Electronic structure of high-entropy R⁢OBiS2 (R=La, Ce, Pr, Nd, Sm, Gd) superconductors studied by soft x-ray absorption and photoemission spectroscopy

High-entropy alloy (HEA) superconductors are known to exhibit a robust superconducting state with adaptable thermomechanical properties. In this study, we have investigated the electronic structure of HEA-type ROBiS2 (R = rare earth) layered superconductors with mixing entropy using soft x-ray absorption (XAS) and x-ray photoemission spectroscopy (XPS) measurements. The electronic structure evolution differs between equivalent and nonequivalent R mixing as a function of mixing entropy. Ce M4,5-edge XAS and Ce 3d XPS reveal clear evidence of Ce3+/Ce4+ mixed valence in the HEA-type ROBiS2, similar to the pristine CeOBiS2 compound, suggesting a similar charge transfer mechanism responsible for self-doping in these materials.

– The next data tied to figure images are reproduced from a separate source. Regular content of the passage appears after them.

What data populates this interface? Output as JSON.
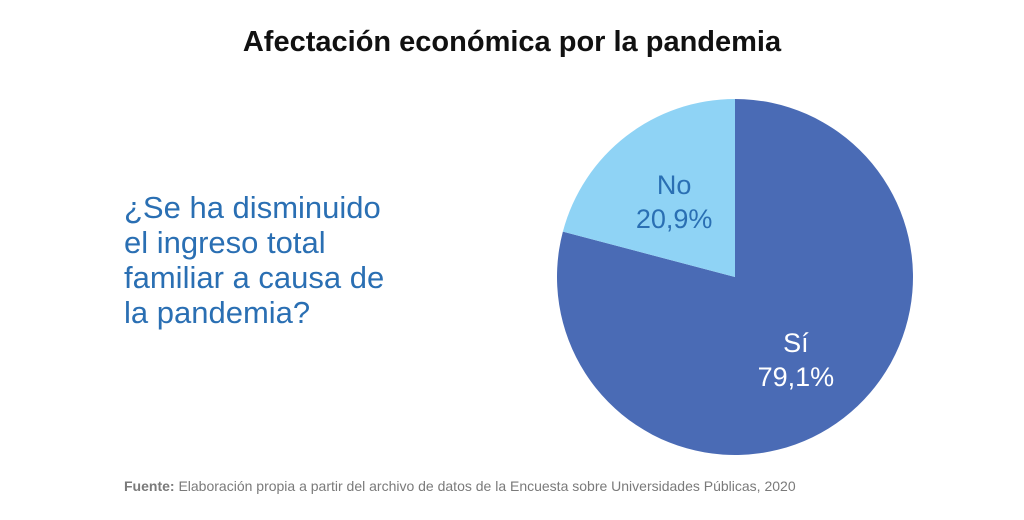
{
  "chart_data": {
    "type": "pie",
    "title": "Afectación económica por la pandemia",
    "question_lines": [
      "¿Se ha disminuido",
      "el ingreso total",
      "familiar a causa de",
      "la pandemia?"
    ],
    "slices": [
      {
        "name": "Sí",
        "value": 79.1,
        "value_label": "79,1%",
        "color": "#4a6bb5",
        "text_color": "#ffffff"
      },
      {
        "name": "No",
        "value": 20.9,
        "value_label": "20,9%",
        "color": "#8fd3f5",
        "text_color": "#2a6fb3"
      }
    ],
    "start": "12 o'clock, clockwise"
  },
  "source": {
    "label": "Fuente:",
    "text": " Elaboración propia a partir del archivo de datos de la Encuesta sobre Universidades Públicas, 2020"
  }
}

Unlike Ce, all other R atoms exhibit a nominal R3+ valence state across samples with varying mixing entropy. The self-doped charge is consistent with the Luttinger volume estimated by previous angle-resolved photoemission spectroscopy (ARPES) studies. The distinct behaviors observed in equivalent and nonequivalent mixing are discussed in terms of differing potential energy landscapes of the Bi sites manifested in the Bi 4 f XPS spectra, where intrinsic disorder is expected to have different characteristics of the superconductivity.